Roberto Prevost était missionnaire au Pérou avant d'être évêque. Il était également un prieur provincial, il a étudié à Rome et a été nommé préfet pour les évêques. Il a, comme Marín résume, « une expérience ecclésiale unique ». Il a connu différentes cultures, sensibilités et styles. « Et il n'a jamais fermé. Il a toujours intégré. »

« En tant que missionnaire au Pérou, il a une véritable vision de ce dont le monde a besoin. Et en tant que frère, il sait que l'Église n'est pas construite d'en haut, mais de l'intérieur de la communauté. Je suis convaincu qu'il sera un grand pape. Non seulement parce que je le connais, mais parce qu'il incarne le martín OSA. Cette paix est précisément l'un des appels les plus urgents que Leo XIV a exprimés dans ses premiers mots après les élections. « Travaillons pour la paix, pour la fraternité, pour l'égalité », a-t-il déclaré devant un endroit bondé de fidèles et de touristes. « Que l'église mène l'Évangile à un monde blessé »supplié.

Luis Marín reçoit des félicitations pour le choix de pré-fond d'un religieux.

C'est précisément ce que beaucoup du Vatican attendent maintenant: un pape capable de construire des ponts dans une église divisée en sensibilités. « Il ne parle pas de conservateurs et de progressistes.

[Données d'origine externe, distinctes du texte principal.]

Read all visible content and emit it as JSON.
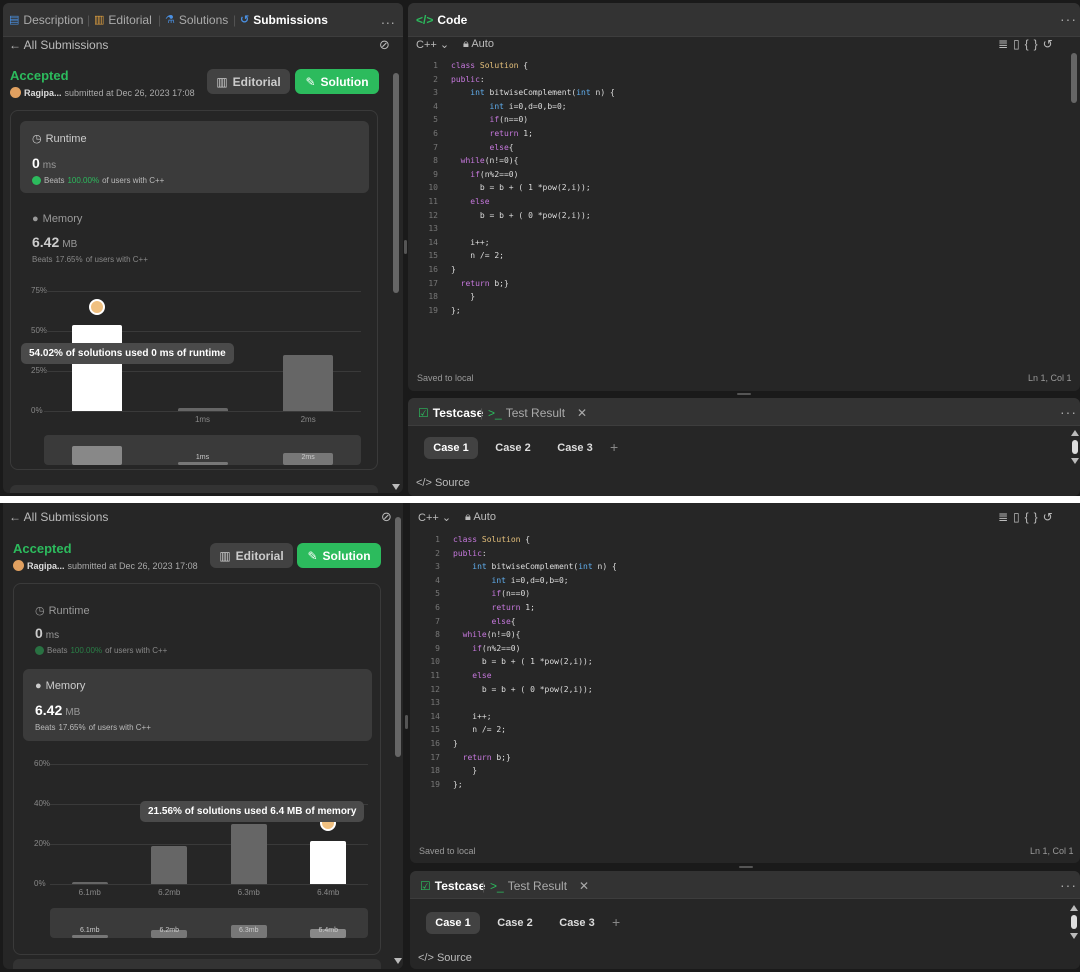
{
  "top": {
    "left": {
      "tabs": [
        {
          "label": "Description"
        },
        {
          "label": "Editorial"
        },
        {
          "label": "Solutions"
        },
        {
          "label": "Submissions"
        }
      ],
      "more": "...",
      "back": "All Submissions",
      "status": "Accepted",
      "user": "Ragipa...",
      "submitted": "submitted at Dec 26, 2023 17:08",
      "editorial_btn": "Editorial",
      "solution_btn": "Solution",
      "runtime": {
        "title": "Runtime",
        "value": "0",
        "unit": "ms",
        "beats_prefix": "Beats",
        "beats_pct": "100.00%",
        "beats_suffix": "of users with C++"
      },
      "memory": {
        "title": "Memory",
        "value": "6.42",
        "unit": "MB",
        "beats_prefix": "Beats",
        "beats_pct": "17.65%",
        "beats_suffix": "of users with C++"
      },
      "chart": {
        "yticks": [
          "75%",
          "50%",
          "25%",
          "0%"
        ],
        "bars": [
          {
            "label": "",
            "value": 54.02
          },
          {
            "label": "1ms",
            "value": 2
          },
          {
            "label": "2ms",
            "value": 35
          }
        ],
        "tooltip": "54.02% of solutions used 0 ms of runtime",
        "mini_labels": [
          "",
          "1ms",
          "2ms"
        ]
      }
    },
    "code": {
      "title": "Code",
      "lang": "C++",
      "mode": "Auto",
      "saved": "Saved to local",
      "pos": "Ln 1, Col 1"
    },
    "testcase": {
      "tab": "Testcase",
      "result_tab": "Test Result",
      "close": "✕",
      "cases": [
        "Case 1",
        "Case 2",
        "Case 3"
      ],
      "plus": "+",
      "source": "Source"
    }
  },
  "bottom": {
    "left": {
      "back": "All Submissions",
      "status": "Accepted",
      "user": "Ragipa...",
      "submitted": "submitted at Dec 26, 2023 17:08",
      "editorial_btn": "Editorial",
      "solution_btn": "Solution",
      "runtime": {
        "title": "Runtime",
        "value": "0",
        "unit": "ms",
        "beats_prefix": "Beats",
        "beats_pct": "100.00%",
        "beats_suffix": "of users with C++"
      },
      "memory": {
        "title": "Memory",
        "value": "6.42",
        "unit": "MB",
        "beats_prefix": "Beats",
        "beats_pct": "17.65%",
        "beats_suffix": "of users with C++"
      },
      "chart": {
        "yticks": [
          "60%",
          "40%",
          "20%",
          "0%"
        ],
        "bars": [
          {
            "label": "6.1mb",
            "value": 1
          },
          {
            "label": "6.2mb",
            "value": 19
          },
          {
            "label": "6.3mb",
            "value": 30
          },
          {
            "label": "6.4mb",
            "value": 21.56
          }
        ],
        "tooltip": "21.56% of solutions used 6.4 MB of memory",
        "mini_labels": [
          "6.1mb",
          "6.2mb",
          "6.3mb",
          "6.4mb"
        ]
      }
    },
    "code": {
      "lang": "C++",
      "mode": "Auto",
      "saved": "Saved to local",
      "pos": "Ln 1, Col 1"
    },
    "testcase": {
      "tab": "Testcase",
      "result_tab": "Test Result",
      "close": "✕",
      "cases": [
        "Case 1",
        "Case 2",
        "Case 3"
      ],
      "plus": "+",
      "source": "Source"
    }
  },
  "code_lines": [
    "class Solution {",
    "public:",
    "    int bitwiseComplement(int n) {",
    "        int i=0,d=0,b=0;",
    "        if(n==0)",
    "        return 1;",
    "        else{",
    "  while(n!=0){",
    "    if(n%2==0)",
    "      b = b + ( 1 *pow(2,i));",
    "    else",
    "      b = b + ( 0 *pow(2,i));",
    "",
    "    i++;",
    "    n /= 2;",
    "}",
    "  return b;}",
    "    }",
    "};"
  ]
}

Pour lui, nous sommes tous l'église. Et nous ajoutons tous », insiste Marín. « C'est le pape dont nous avions besoin maintenant. » « Avec l'aide de chacun, nous voulons donner de l'espoir au monde de l'Évangile. La mission de l'Église est d'aider plus de frères et il essaiera ceci: créer la paix, créer l'unité, créer la communion. La paix dont nous avons tant besoin. En ce moment, nous sommes en danger, en Inde et au Pakistan par exemple. Nous ne pouvons pas continuer comme ça dans le monde », Musite.

De Rome, ses frères Augustiniens les ont déjà mis à disposition. « Il y aura du temps pour le serrer dans ses bras », explique Marín. « Il sait que nous sommes ici. Et nous, qu'il est toujours l'un des nôtres »conclut.